O investidor Allen Stanford, acusado de uma fraude de US$ 7 bilhões e preso à espera de julgamento, foi levado a um hospital do estado americano do Texas depois de apresentar problemas cardíacos, informou nesta quinta o juiz responsável pelo caso.

EFE |

Stanford deveria comparecer hoje diante do juiz federal David Hittner, da cidade de Houston, mas não se apresentou por estar no hospital, disse o magistrado.

Representação

O investidor deverá ser representado por um advogado de ofício porque todos os seus ativos foram congelados e, por isso, não pode pagar um particular.

O juiz Hittner também presidiu hoje a audiência na qual o ex-diretor financeiro do grupo Stanford, James Davis, se declarou culpado por três das acusações que recebeu em relação à fraude. Além disso, segundo o Governo, Davis aceitou uma ordem preliminar de apreensão no valor de US$ 1 bilhão.

Hittner marcou a audiência para o anúncio da sentença de Davis para 20 de novembro, mas disse que a data pode mudar devido ao julgamento de Stanford.

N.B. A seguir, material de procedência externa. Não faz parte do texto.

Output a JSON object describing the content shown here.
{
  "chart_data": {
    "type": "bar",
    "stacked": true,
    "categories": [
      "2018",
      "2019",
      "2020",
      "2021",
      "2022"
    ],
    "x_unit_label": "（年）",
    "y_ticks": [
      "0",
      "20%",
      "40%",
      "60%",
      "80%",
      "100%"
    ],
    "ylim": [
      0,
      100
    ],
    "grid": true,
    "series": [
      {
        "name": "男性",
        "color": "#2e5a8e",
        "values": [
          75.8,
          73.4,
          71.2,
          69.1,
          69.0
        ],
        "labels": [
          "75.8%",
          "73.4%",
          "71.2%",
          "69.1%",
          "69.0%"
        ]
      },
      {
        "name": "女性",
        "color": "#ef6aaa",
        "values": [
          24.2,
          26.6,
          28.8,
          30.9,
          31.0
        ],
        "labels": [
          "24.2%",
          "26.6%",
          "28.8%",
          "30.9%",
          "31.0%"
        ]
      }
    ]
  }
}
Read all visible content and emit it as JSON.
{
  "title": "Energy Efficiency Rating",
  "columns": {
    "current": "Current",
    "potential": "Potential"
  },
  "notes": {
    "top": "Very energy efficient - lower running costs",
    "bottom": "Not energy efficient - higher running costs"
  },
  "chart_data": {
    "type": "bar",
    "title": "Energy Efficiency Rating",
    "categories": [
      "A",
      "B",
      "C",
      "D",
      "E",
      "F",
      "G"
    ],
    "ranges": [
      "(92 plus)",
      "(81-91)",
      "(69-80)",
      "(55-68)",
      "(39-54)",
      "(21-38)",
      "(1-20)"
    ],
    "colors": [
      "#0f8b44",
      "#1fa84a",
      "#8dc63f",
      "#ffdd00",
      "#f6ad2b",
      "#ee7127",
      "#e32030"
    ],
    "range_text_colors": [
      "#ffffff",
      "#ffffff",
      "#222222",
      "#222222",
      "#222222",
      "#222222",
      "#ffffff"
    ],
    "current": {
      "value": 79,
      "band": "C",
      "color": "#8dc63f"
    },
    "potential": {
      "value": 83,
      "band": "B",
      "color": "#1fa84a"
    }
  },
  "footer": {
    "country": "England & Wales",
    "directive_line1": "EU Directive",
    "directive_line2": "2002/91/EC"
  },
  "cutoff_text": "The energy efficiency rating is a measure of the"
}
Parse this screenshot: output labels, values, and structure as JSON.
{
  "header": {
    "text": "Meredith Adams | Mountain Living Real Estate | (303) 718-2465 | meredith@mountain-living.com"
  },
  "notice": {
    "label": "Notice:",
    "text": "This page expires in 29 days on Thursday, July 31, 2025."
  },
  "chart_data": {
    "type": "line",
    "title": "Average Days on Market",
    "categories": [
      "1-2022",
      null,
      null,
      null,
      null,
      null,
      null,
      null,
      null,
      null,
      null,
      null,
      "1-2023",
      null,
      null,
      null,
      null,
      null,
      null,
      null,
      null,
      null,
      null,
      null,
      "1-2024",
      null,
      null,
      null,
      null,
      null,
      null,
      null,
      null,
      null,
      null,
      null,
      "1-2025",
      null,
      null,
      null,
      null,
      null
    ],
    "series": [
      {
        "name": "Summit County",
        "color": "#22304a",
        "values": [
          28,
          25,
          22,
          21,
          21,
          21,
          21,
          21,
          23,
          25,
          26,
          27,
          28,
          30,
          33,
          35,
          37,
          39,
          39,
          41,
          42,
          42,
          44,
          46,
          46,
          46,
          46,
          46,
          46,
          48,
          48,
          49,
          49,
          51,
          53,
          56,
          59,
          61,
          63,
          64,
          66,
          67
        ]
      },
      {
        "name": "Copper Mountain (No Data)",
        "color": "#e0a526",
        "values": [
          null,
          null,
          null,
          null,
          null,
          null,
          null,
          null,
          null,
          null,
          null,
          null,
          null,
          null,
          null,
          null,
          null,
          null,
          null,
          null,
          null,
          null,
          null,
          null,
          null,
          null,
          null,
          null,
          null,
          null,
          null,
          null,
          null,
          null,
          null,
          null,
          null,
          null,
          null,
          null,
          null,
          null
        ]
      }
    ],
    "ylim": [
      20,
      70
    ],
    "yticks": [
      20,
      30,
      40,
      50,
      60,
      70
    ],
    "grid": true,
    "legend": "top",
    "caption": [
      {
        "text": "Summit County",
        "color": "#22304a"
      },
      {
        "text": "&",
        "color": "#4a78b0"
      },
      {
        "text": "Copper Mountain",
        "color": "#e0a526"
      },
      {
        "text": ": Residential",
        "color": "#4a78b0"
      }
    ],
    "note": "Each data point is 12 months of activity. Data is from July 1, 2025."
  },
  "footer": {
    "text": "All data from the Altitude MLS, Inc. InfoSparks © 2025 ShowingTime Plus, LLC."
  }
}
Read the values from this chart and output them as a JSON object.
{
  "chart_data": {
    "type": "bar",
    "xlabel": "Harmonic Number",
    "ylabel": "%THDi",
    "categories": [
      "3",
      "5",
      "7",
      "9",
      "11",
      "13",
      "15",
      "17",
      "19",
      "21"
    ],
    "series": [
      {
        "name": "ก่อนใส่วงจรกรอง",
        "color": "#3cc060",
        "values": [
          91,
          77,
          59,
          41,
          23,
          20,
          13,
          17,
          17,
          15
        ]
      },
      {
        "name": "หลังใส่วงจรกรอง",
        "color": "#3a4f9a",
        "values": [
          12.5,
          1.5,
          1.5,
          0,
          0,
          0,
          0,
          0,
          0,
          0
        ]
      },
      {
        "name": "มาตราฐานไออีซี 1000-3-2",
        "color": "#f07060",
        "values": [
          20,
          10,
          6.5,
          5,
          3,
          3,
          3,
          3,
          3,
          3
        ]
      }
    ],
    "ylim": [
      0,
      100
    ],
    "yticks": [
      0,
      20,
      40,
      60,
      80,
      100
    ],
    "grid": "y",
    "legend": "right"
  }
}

Pelos crimes que assumiu ter cometido, Davis pode receber uma pena de até 30 anos em prisão, mas sua colaboração com os investigadores e a Procuradoria pode diminuir o tempo de punição.

Esquema de fraudes

A acusação civil formulada pela comissão de valores mobiliários americana sustenta que Stanford e os principais funcionários de seu grupo de companhias fraudaram os clientes ao aconselhar a compra de certificados de depósito do Stanford International Bank, sediado em Antígua e Barbuda.

Em entrevista à rede de televisão "Fox", o advogado de Davis, David Finn, disse no mês passado que seu cliente tinha chegado a um acordo com os investigadores e se declararia culpado de algumas das acusações contra si.

Finn admitiu que a fraude que seu cliente ajudou a cometer existe há pelo menos dez anos.

A chefe de investimentos da companhia matriz de Stanford, Laura Pendergest-Holt, encara acusações por obstruir a investigação da comissão de valores, a qual sustenta que Holt mentiu sobre o que sabia das atividades da firma.